January 28, 2011 / by emptywheel

 

“Consular Employee” Charged with Murder in Pakistan

The NYT has a sanitized version of the story of a “US Consular employee” who has been charged with shooting two Pakistanis.

An American official, Raymond A. Davis, 36, appeared in court here on Friday on charges of murdering two Pakistanis after police officials alleged Mr. Davis shot the men during a possible roadside robbery attempt here. The incident on Thursday in mid-afternoon traffic could inflame strong anti-American sentiment in Pakistan, a possibility that the Pakistani government acknowledge while saying it would apply the rule of law.

[snip]

Mr. Davis was driving a white rental car on the congested Jail Road in Lahore on Thursday afternoon when two men on a motorcycle attempted to rob him, according to Pakistani police accounts. Mr. Davis shot the two men, police officials said. Police accounts initially differed on whether the two assailants were armed, but according to the official police report released Friday, the police found weapons on the dead men. Mr. Davis did not have a license to carry a weapon, the law minister said.

Mr. Davis called the consulate for help during the episode, and a four-wheel-drive vehicle that tried to come to his rescue hit and killed a third man, a senior police official, Faisal Rana, said on Thursday.

The American Embassy in Islamabad acknowledged in a statement that Mr. Davis was employed by the consulate but did not describe his position. Pakistani police officials described him in various statements as a “security official” or a “technical adviser.”

But Jeff Stein speculates about what might really be going on.

A senior former U.S. diplomatic security agent suggested Thursday that the American involved in a fatal shootout in Lahore, Pakistan, was the victim of a spy meeting gone awry, not the target of a robbery or car-jacking attempt.

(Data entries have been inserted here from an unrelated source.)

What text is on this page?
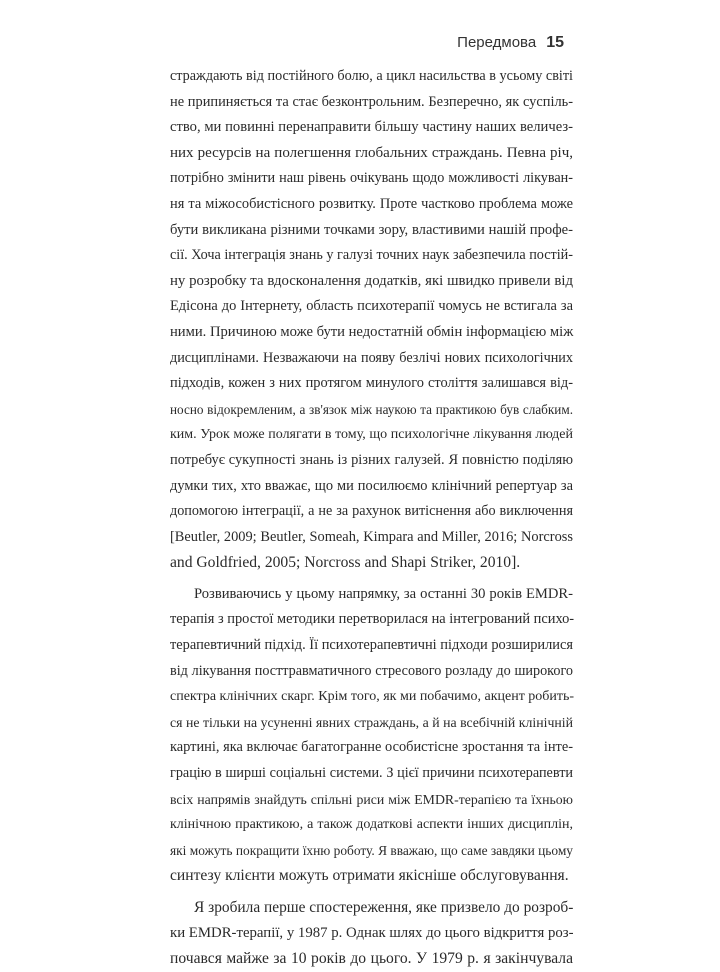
Передмова 15
страждають від постійного болю, а цикл насильства в усьому світі
не припиняється та стає безконтрольним. Безперечно, як суспіль-
ство, ми повинні перенаправити більшу частину наших величез-
них ресурсів на полегшення глобальних страждань. Певна річ,
потрібно змінити наш рівень очікувань щодо можливості лікуван-
ня та міжособистісного розвитку. Проте частково проблема може
бути викликана різними точками зору, властивими нашій профе-
сії. Хоча інтеграція знань у галузі точних наук забезпечила постій-
ну розробку та вдосконалення додатків, які швидко привели від
Едісона до Інтернету, область психотерапії чомусь не встигала за
ними. Причиною може бути недостатній обмін інформацією між
дисциплінами. Незважаючи на появу безлічі нових психологічних
підходів, кожен з них протягом минулого століття залишався від-
носно відокремленим, а зв'язок між наукою та практикою був слабким.
ким. Урок може полягати в тому, що психологічне лікування людей
потребує сукупності знань із різних галузей. Я повністю поділяю
думки тих, хто вважає, що ми посилюємо клінічний репертуар за
допомогою інтеграції, а не за рахунок витіснення або виключення
[Beutler, 2009; Beutler, Someah, Kimpara and Miller, 2016; Norcross
and Goldfried, 2005; Norcross and Shapi Striker, 2010].
Розвиваючись у цьому напрямку, за останні 30 років EMDR-
терапія з простої методики перетворилася на інтегрований психо-
терапевтичний підхід. Її психотерапевтичні підходи розширилися
від лікування посттравматичного стресового розладу до широкого
спектра клінічних скарг. Крім того, як ми побачимо, акцент робить-
ся не тільки на усуненні явних страждань, а й на всебічній клінічній
картині, яка включає багатогранне особистісне зростання та інте-
грацію в ширші соціальні системи. З цієї причини психотерапевти
всіх напрямів знайдуть спільні риси між EMDR-терапією та їхньою
клінічною практикою, а також додаткові аспекти інших дисциплін,
які можуть покращити їхню роботу. Я вважаю, що саме завдяки цьому
синтезу клієнти можуть отримати якісніше обслуговування.
Я зробила перше спостереження, яке призвело до розроб-
ки EMDR-терапії, у 1987 р. Однак шлях до цього відкриття роз-
почався майже за 10 років до цього. У 1979 р. я закінчувала
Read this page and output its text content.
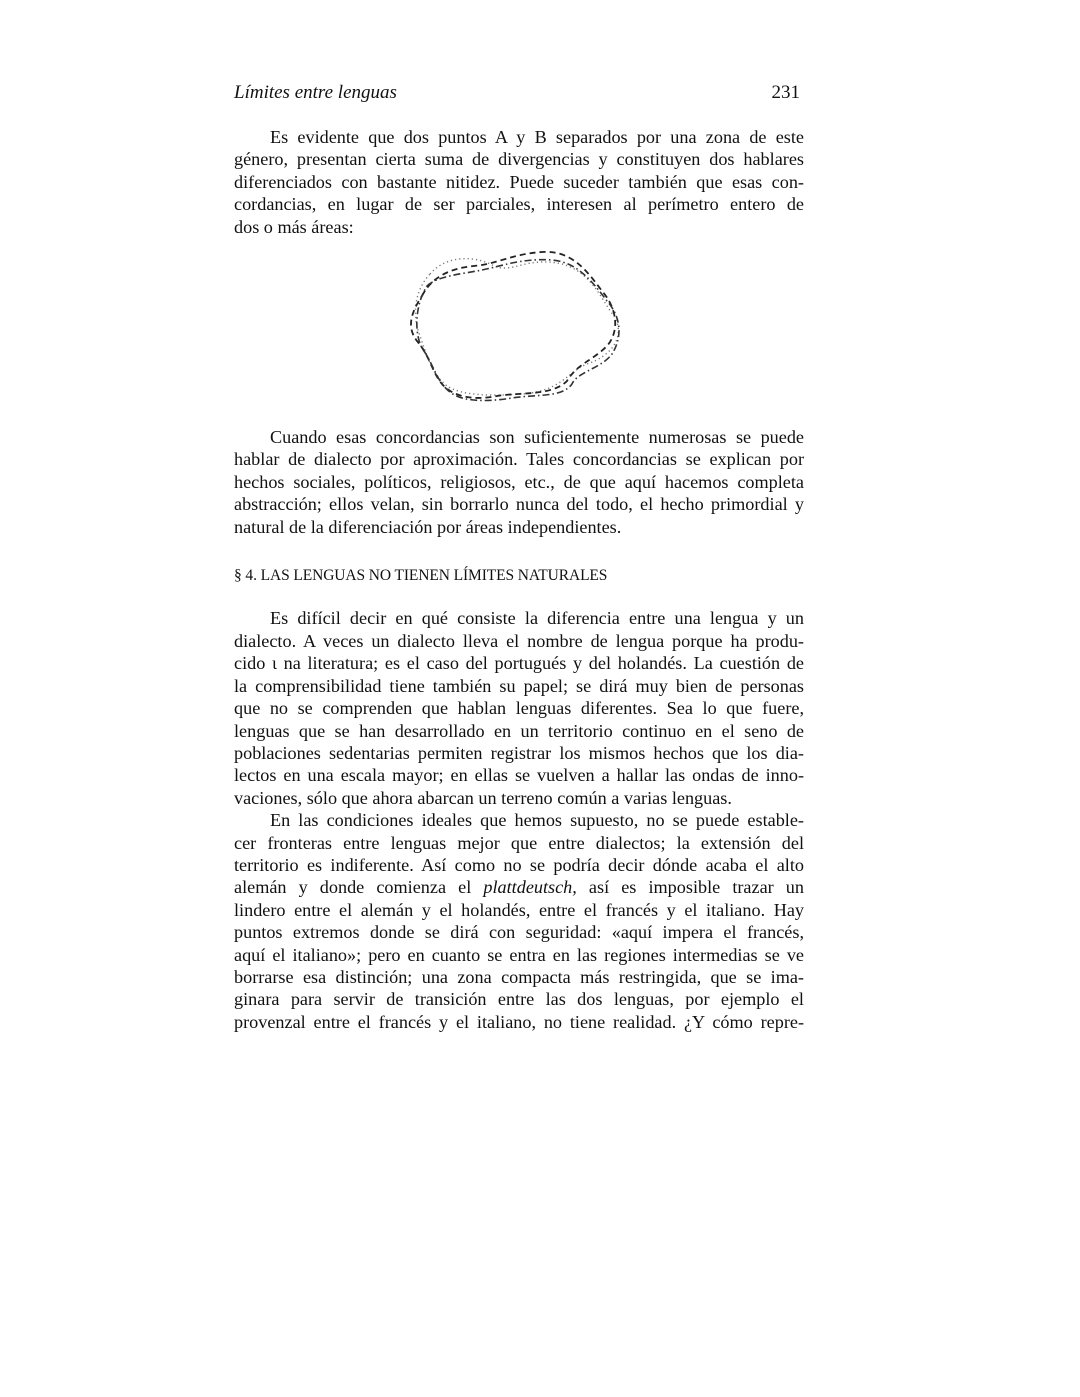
Límites entre lenguas	231

Es evidente que dos puntos A y B separados por una zona de este
género, presentan cierta suma de divergencias y constituyen dos hablares
diferenciados con bastante nitidez. Puede suceder también que esas con-
cordancias, en lugar de ser parciales, interesen al perímetro entero de
dos o más áreas:

Cuando esas concordancias son suficientemente numerosas se puede
hablar de dialecto por aproximación. Tales concordancias se explican por
hechos sociales, políticos, religiosos, etc., de que aquí hacemos completa
abstracción; ellos velan, sin borrarlo nunca del todo, el hecho primordial y
natural de la diferenciación por áreas independientes.

§ 4. LAS LENGUAS NO TIENEN LÍMITES NATURALES

Es difícil decir en qué consiste la diferencia entre una lengua y un
dialecto. A veces un dialecto lleva el nombre de lengua porque ha produ-
cido ι na literatura; es el caso del portugués y del holandés. La cuestión de
la comprensibilidad tiene también su papel; se dirá muy bien de personas
que no se comprenden que hablan lenguas diferentes. Sea lo que fuere,
lenguas que se han desarrollado en un territorio continuo en el seno de
poblaciones sedentarias permiten registrar los mismos hechos que los dia-
lectos en una escala mayor; en ellas se vuelven a hallar las ondas de inno-
vaciones, sólo que ahora abarcan un terreno común a varias lenguas.

En las condiciones ideales que hemos supuesto, no se puede estable-
cer fronteras entre lenguas mejor que entre dialectos; la extensión del
territorio es indiferente. Así como no se podría decir dónde acaba el alto
alemán y donde comienza el plattdeutsch, así es imposible trazar un
lindero entre el alemán y el holandés, entre el francés y el italiano. Hay
puntos extremos donde se dirá con seguridad: «aquí impera el francés,
aquí el italiano»; pero en cuanto se entra en las regiones intermedias se ve
borrarse esa distinción; una zona compacta más restringida, que se ima-
ginara para servir de transición entre las dos lenguas, por ejemplo el
provenzal entre el francés y el italiano, no tiene realidad. ¿Y cómo repre-
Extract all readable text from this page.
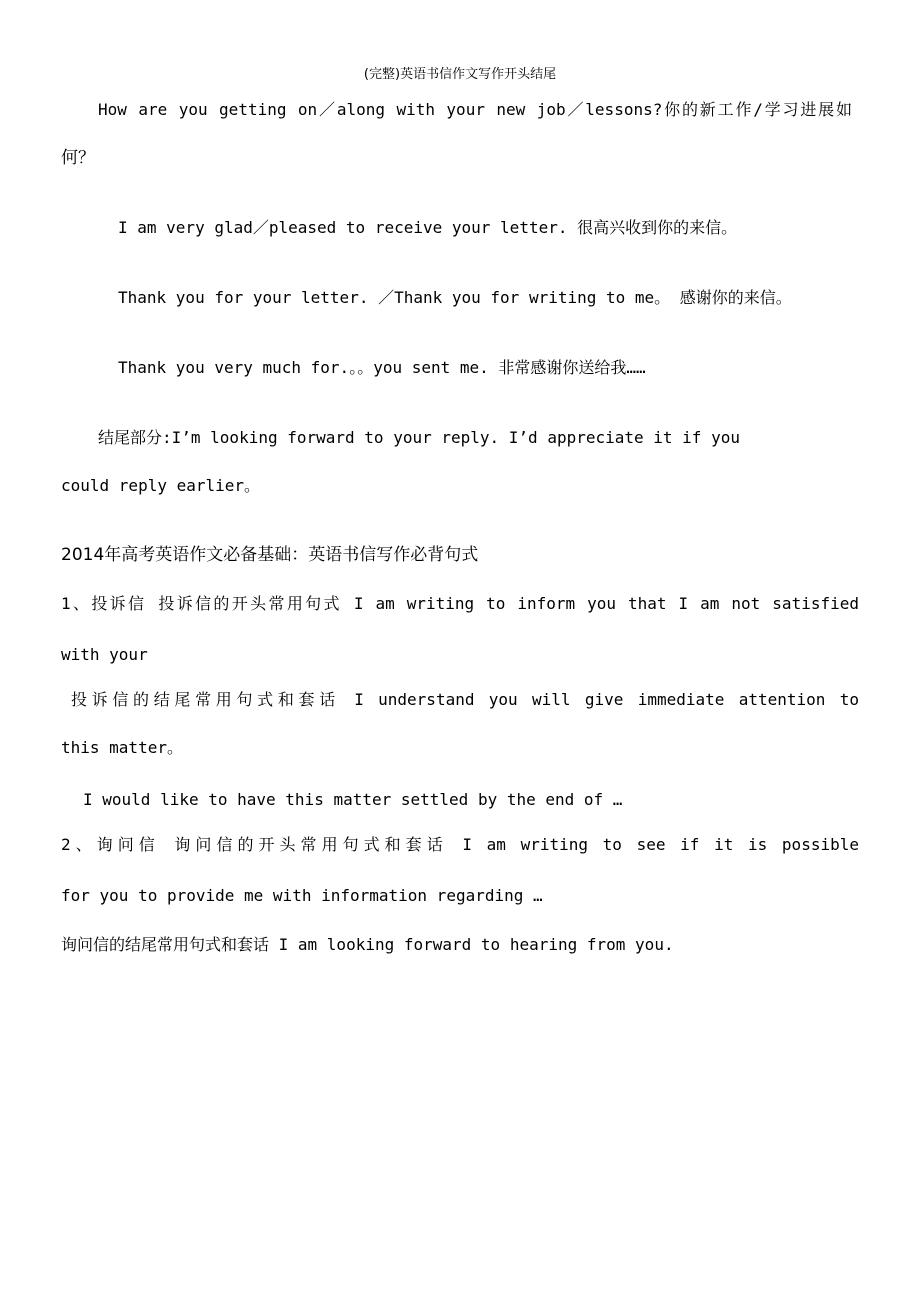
(完整)英语书信作文写作开头结尾
How are you getting on／along with your new job／lessons?你的新工作/学习进展如
何？
I am very glad／pleased to receive your letter. 很高兴收到你的来信。
Thank you for your letter. ／Thank you for writing to me。 感谢你的来信。
Thank you very much for.。。you sent me. 非常感谢你送给我……
结尾部分:I’m looking forward to your reply. I’d appreciate it if you
could reply earlier。
2014年高考英语作文必备基础：英语书信写作必背句式
1、投诉信 投诉信的开头常用句式 I am writing to inform you that I am not satisfied
with your
投诉信的结尾常用句式和套话 I understand you will give immediate attention to
this matter。
I would like to have this matter settled by the end of …
2、询问信 询问信的开头常用句式和套话 I am writing to see if it is possible
for you to provide me with information regarding …
询问信的结尾常用句式和套话 I am looking forward to hearing from you.
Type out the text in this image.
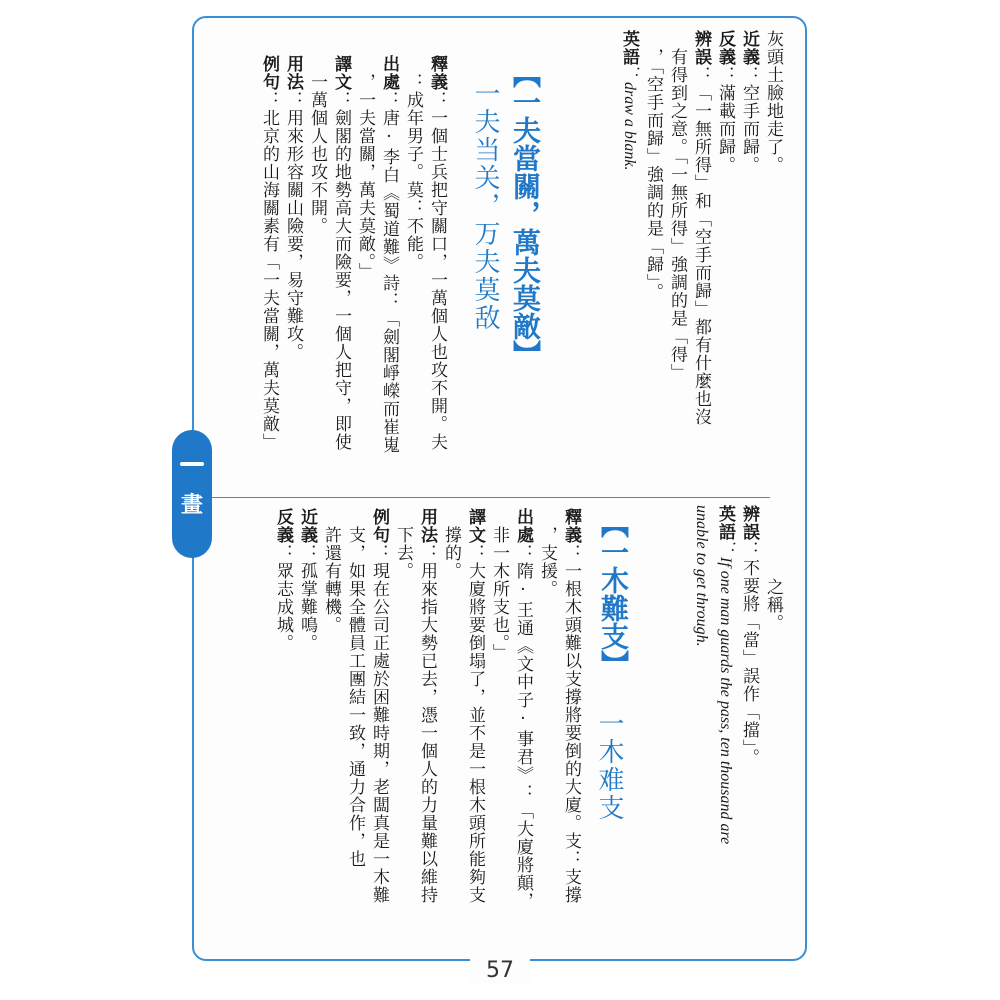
畫
灰頭土臉地走了。
近義：空手而歸。
反義：滿載而歸。
辨誤：「一無所得」和「空手而歸」都有什麼也沒
　有得到之意。「一無所得」強調的是「得」
　，「空手而歸」強調的是「歸」。
英語：draw a blank.
【一夫當關，萬夫莫敵】
一夫当关，万夫莫敌
釋義：一個士兵把守關口，一萬個人也攻不開。夫
　：成年男子。莫：不能。
出處：唐·李白《蜀道難》詩：「劍閣崢嶸而崔嵬
　，一夫當關，萬夫莫敵。」
譯文：劍閣的地勢高大而險要，一個人把守，即使
　一萬個人也攻不開。
用法：用來形容關山險要，易守難攻。
例句：北京的山海關素有「一夫當關，萬夫莫敵」
之稱。
辨誤：不要將「當」誤作「擋」。
英語：If one man guards the pass, ten thousand are
unable to get through.
【一木難支】
一木难支
釋義：一根木頭難以支撐將要倒的大廈。支：支撐
　，支援。
出處：隋·王通《文中子·事君》：「大廈將顛，
　非一木所支也。」
譯文：大廈將要倒塌了，並不是一根木頭所能夠支
　撐的。
用法：用來指大勢已去，憑一個人的力量難以維持
　下去。
例句：現在公司正處於困難時期，老闆真是一木難
　支，如果全體員工團結一致，通力合作，也
　許還有轉機。
近義：孤掌難鳴。
反義：眾志成城。
57
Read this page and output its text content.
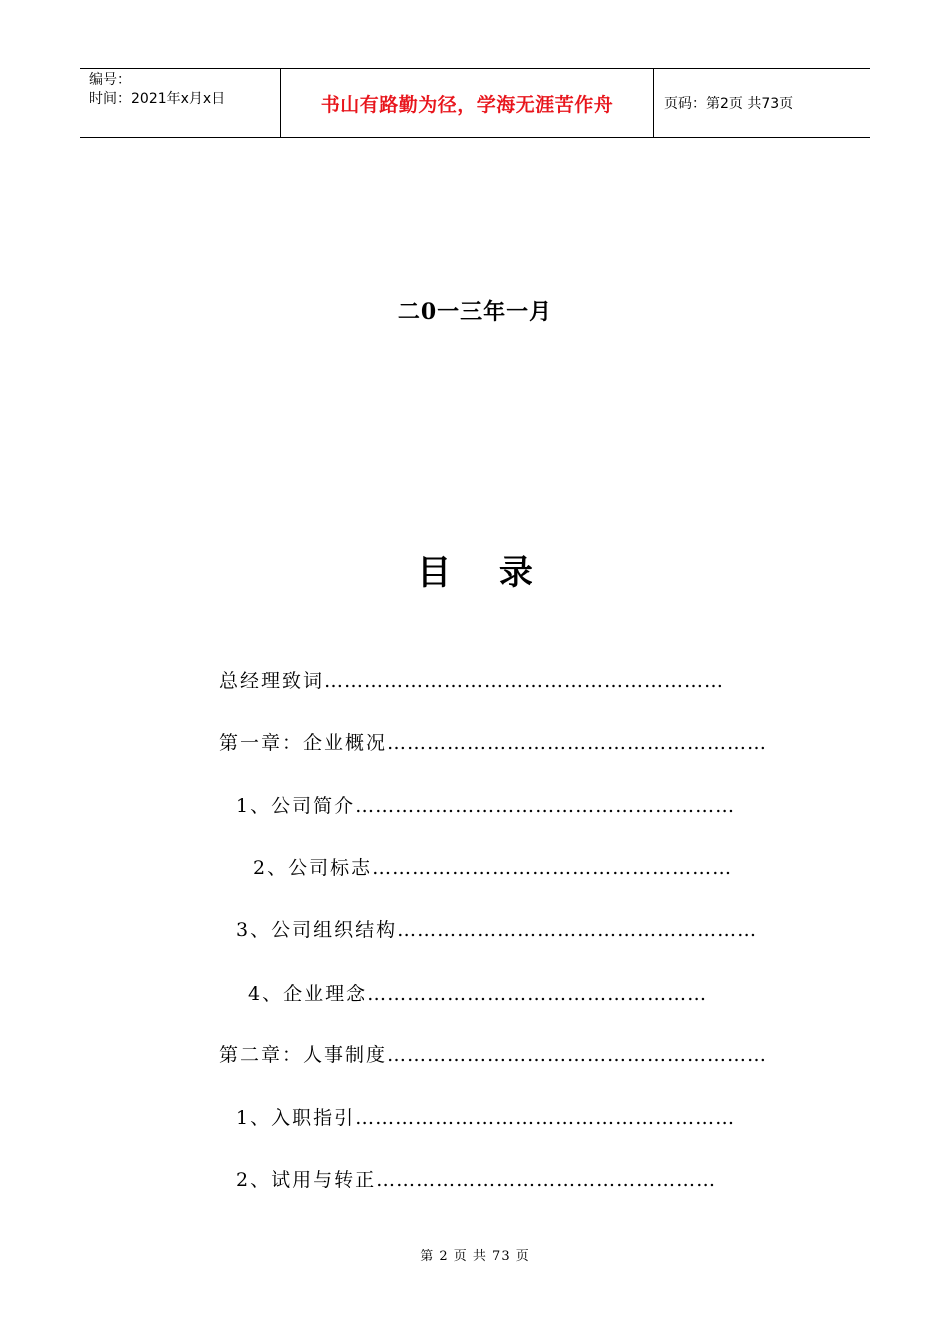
编号：
时间：2021年x月x日	书山有路勤为径，学海无涯苦作舟	页码：第2页 共73页
二0一三年一月
目 录
总经理致词……………………………………………………
第一章：企业概况…………………………………………………
1、公司简介…………………………………………………
2、公司标志………………………………………………
3、公司组织结构………………………………………………
4、企业理念……………………………………………
第二章：人事制度…………………………………………………
1、入职指引…………………………………………………
2、试用与转正……………………………………………
第 2 页 共 73 页
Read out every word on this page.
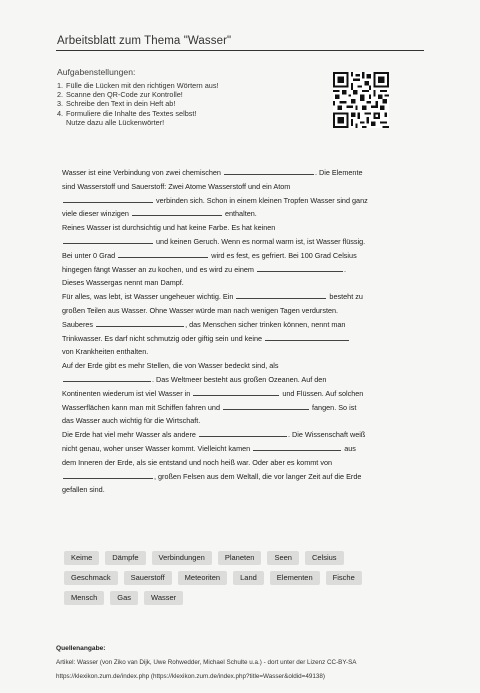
Arbeitsblatt zum Thema "Wasser"
Aufgabenstellungen:
1. Fülle die Lücken mit den richtigen Wörtern aus!
2. Scanne den QR-Code zur Kontrolle!
3. Schreibe den Text in dein Heft ab!
4. Formuliere die Inhalte des Textes selbst!
Nutze dazu alle Lückenwörter!
Wasser ist eine Verbindung von zwei chemischen	. Die Elemente
sind Wasserstoff und Sauerstoff: Zwei Atome Wasserstoff und ein Atom
verbinden sich. Schon in einem kleinen Tropfen Wasser sind ganz
viele dieser winzigen	enthalten.
Reines Wasser ist durchsichtig und hat keine Farbe. Es hat keinen
und keinen Geruch. Wenn es normal warm ist, ist Wasser flüssig.
Bei unter 0 Grad	wird es fest, es gefriert. Bei 100 Grad Celsius
hingegen fängt Wasser an zu kochen, und es wird zu einem	.
Dieses Wassergas nennt man Dampf.
Für alles, was lebt, ist Wasser ungeheuer wichtig. Ein	besteht zu
großen Teilen aus Wasser. Ohne Wasser würde man nach wenigen Tagen verdursten.
Sauberes	, das Menschen sicher trinken können, nennt man
Trinkwasser. Es darf nicht schmutzig oder giftig sein und keine
von Krankheiten enthalten.
Auf der Erde gibt es mehr Stellen, die von Wasser bedeckt sind, als
. Das Weltmeer besteht aus großen Ozeanen. Auf den
Kontinenten wiederum ist viel Wasser in	und Flüssen. Auf solchen
Wasserflächen kann man mit Schiffen fahren und	fangen. So ist
das Wasser auch wichtig für die Wirtschaft.
Die Erde hat viel mehr Wasser als andere	. Die Wissenschaft weiß
nicht genau, woher unser Wasser kommt. Vielleicht kamen	aus
dem Inneren der Erde, als sie entstand und noch heiß war. Oder aber es kommt von
, großen Felsen aus dem Weltall, die vor langer Zeit auf die Erde
gefallen sind.
Keime	Dämpfe	Verbindungen	Planeten	Seen	Celsius
Geschmack	Sauerstoff	Meteoriten	Land	Elementen	Fische
Mensch	Gas	Wasser
Quellenangabe:
Artikel: Wasser (von Ziko van Dijk, Uwe Rohwedder, Michael Schulte u.a.) - dort unter der Lizenz CC-BY-SA
https://klexikon.zum.de/index.php (https://klexikon.zum.de/index.php?title=Wasser&oldid=49138)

“It looks like an informant meet gone bad more than a car-jacking attempt,” said Fred Burton, a former deputy chief of the U.S. Diplomatic Security Service’s counter-terrorism division.

And the WaPo adds these details.

Some Pakistani news channels covering the episode raised the possibility that the Americans involved were employees of Blackwater, an American security contractor, now known as Xe Services, that is widely viewed in Pakistan as a sort of mercenary agency.

Alberto Rodriguez, a spokesman for the U.S. Embassy in Islamabad, confirmed that one U.S. citizen who works at the Lahore consulate was involved in the shooting incident. He said U.S. officials were still trying to determine what happened and whether other U.S. officials were involved.

Rodriguez said he did not know whether the detained American has diplomatic immunity. Police said they were checking on that. [my emphasis]

All of which reminds me of the speculation that the ISI outed the Station Chief in Pakistan so he could be included in a lawsuit involving drone killings.

American officials said the C.I.A. station chief had received a number of death threats since being publicly identified in a legal complaint sent to the Pakistani police this week by the family of victims of earlier drone campaigns.

The American officials said they strongly suspected that operatives of Pakistan’s powerful spy service, the Directorate for Inter-Services Intelligence, had a hand in revealing the C.I.A. officer’s identity — possibly in retaliation for a civil lawsuit filed in Brooklyn last month implicating the ISI chief in the Mumbai terrorist attacks of November 2008.

There’s a lot of worry about Wikileaks exposing the identity of sensitive contacts overseas. But it seems like our “allies” may be doing that themselves.

Update: There was a bomb attack in Kabul that the Taliban claims was an attempt to kill Xe’s director in Afghanistan.

Taliban guerrillas said they bombed a Kabul grocery store, where police said eight people died, in an attempt to kill the country director of the U.S. security company Xe Services LLC.

The bomb, which shattered an upscale market popular with international aid workers and business people, killed the director in Afghanistan of Xe, said Taliban spokesman Zabihullah Mujahid in a statement via telephone text message.

If Davis is, as some in Pakistan claim, a Xe contractor, it would mean two attempted attacks on Xe in as many days.